Kapolri Jenderal Pol Tito Karnavian menganggap pembahasan revisi Undang-Undang Nomor 15 tahun 2003 tentang Tindak Pidana Terorisme oleh Dewan Perwakilan Rakyat (DPR) perlu lebih dipercepat, mengingat ancaman teror di Indonesia yang kian masif sehingga butuh payung hukum yang lebih menyesuaikan situasi yang ada saat ini.
Untuk mempercepat penyelesaian RUU tersebut, Kapolri menyarankan adanya pertemuan di luar rapat-rapat formal di DPR. "Sehingga saya menyarankan mereka konsinyering untuk mempercepat, mungkin di Puncak atau di mana supaya bisa dipercepat bersama unsur pemerintah," kata Tito kepada pers di Mabes Polri, Jakarta, Selasa (04/07).
Saat ini, poin yang cukup panjang dibahas yakni soal penindakan, pencegahan, dan penanganan terhadap korban aksi terorisme. Sejauh ini, baru separuh daftar inventarisasi masalah (DIM) yang yang selesai dibahas. Masih banyak pasal yang belum tuntas dibedah.
"Mereka bekerja, teman-teman di DPR hanya Rabu dan Kamis. Kalau Rabu atau Kamis libur, ya tidak kerja," ujar Tito.
Jika hanya mengandalkan agenda rapat berkala di DPR, diperkirakan paling cepat bulan Oktober 2017 mendatang revisi undang-undang tersebut baru selesai. "Sehingga bisa dilaksanakan kegiatan lobi-lobi di luar kegiatan formalnya.

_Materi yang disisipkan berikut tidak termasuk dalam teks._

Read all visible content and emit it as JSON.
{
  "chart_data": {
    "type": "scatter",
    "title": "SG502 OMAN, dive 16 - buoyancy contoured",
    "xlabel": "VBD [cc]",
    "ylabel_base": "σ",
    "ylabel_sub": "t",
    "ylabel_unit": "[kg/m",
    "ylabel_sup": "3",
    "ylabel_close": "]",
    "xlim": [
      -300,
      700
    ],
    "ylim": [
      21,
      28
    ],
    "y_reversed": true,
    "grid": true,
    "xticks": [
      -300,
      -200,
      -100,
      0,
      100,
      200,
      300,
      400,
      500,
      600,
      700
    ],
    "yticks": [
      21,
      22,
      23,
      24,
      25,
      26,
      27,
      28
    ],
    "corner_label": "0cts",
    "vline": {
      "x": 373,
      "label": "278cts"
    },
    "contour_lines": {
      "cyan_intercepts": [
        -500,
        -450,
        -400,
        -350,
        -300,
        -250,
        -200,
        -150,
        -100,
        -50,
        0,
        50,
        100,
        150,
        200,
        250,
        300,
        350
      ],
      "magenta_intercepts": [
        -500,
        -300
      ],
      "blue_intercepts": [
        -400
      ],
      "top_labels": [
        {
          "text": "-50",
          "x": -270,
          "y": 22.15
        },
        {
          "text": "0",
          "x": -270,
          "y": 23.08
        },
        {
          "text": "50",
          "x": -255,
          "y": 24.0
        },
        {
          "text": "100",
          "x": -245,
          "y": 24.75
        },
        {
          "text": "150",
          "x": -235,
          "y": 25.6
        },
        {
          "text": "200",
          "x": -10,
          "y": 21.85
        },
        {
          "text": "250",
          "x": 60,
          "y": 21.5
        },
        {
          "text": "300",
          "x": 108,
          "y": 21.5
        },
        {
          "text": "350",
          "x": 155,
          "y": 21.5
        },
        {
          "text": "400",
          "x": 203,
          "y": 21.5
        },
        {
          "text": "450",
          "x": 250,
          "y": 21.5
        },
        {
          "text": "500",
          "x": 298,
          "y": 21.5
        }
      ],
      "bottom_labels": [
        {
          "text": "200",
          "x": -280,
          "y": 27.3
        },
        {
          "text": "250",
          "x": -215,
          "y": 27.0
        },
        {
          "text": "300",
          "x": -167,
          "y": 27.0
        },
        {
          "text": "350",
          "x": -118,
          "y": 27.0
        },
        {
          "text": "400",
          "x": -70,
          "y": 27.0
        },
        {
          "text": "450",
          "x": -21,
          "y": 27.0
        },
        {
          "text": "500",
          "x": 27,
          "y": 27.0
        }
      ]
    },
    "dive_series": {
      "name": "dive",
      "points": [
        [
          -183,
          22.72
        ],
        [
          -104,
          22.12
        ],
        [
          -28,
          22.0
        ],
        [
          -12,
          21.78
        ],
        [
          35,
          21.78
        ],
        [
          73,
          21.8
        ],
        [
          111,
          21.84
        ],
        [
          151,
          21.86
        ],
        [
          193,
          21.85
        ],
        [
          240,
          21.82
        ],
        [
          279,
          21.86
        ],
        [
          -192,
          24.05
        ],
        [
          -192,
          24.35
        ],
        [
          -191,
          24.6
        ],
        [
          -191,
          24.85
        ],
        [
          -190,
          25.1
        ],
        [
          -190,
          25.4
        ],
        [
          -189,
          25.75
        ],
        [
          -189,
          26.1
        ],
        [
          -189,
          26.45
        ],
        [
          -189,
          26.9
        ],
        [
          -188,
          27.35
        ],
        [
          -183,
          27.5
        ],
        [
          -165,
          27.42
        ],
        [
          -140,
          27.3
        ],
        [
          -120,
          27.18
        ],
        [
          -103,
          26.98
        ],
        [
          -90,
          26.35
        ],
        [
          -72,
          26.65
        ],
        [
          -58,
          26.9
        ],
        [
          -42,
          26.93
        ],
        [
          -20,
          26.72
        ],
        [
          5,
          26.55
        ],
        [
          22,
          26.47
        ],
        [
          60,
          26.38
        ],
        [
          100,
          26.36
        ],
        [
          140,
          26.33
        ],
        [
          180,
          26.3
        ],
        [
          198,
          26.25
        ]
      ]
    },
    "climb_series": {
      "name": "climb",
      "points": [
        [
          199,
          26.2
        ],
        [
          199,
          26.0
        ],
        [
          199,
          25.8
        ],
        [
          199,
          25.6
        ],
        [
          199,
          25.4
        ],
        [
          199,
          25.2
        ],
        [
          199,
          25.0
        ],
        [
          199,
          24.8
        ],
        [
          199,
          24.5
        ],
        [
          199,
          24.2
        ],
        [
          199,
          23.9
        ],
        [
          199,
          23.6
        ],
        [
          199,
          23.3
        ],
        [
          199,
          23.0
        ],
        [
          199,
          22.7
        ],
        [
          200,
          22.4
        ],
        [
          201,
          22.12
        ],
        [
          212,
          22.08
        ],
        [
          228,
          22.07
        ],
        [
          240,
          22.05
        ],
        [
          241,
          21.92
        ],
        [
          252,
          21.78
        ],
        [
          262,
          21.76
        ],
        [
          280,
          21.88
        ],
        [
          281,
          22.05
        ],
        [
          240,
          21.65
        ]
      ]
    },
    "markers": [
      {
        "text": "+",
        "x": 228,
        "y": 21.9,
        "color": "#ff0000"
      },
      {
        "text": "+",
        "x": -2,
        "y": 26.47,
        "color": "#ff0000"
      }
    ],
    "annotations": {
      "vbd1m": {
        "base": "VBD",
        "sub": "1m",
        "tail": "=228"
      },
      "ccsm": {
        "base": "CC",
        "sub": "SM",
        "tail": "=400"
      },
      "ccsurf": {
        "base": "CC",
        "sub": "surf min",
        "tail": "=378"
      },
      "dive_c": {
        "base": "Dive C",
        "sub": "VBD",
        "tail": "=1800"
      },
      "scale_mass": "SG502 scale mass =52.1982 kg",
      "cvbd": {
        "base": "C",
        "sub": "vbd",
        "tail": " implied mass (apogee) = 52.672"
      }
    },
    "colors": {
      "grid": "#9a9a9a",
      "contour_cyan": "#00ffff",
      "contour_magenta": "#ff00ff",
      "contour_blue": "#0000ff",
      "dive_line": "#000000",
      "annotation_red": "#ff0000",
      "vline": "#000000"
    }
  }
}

Saya yakin dalam waktu dua bulan sudah selesai," lanjut dia.
Adapun pasal yang belum selesai dibahas mengenai tindakan pencegahan. Polri perlu payung hukum untuk menjerat perbuatan awal yang mengarah pada aksi terorisme, seperti keberangkatan ke Suriah, perencanaan aksi teror, dan sebagainya.
Jika poin tersebut dipenuhi, kata Kapolri, maka kepolisian dapat melakukan upaya paksa yang lebih intens untuk mencegah terjadinya aksi teror. "Kalau mereka sudah ada bukti awal saja, sudah bisa kita kenakan. Tidak sampai terjadi peristiwa duluan baru ditindak," kata dia.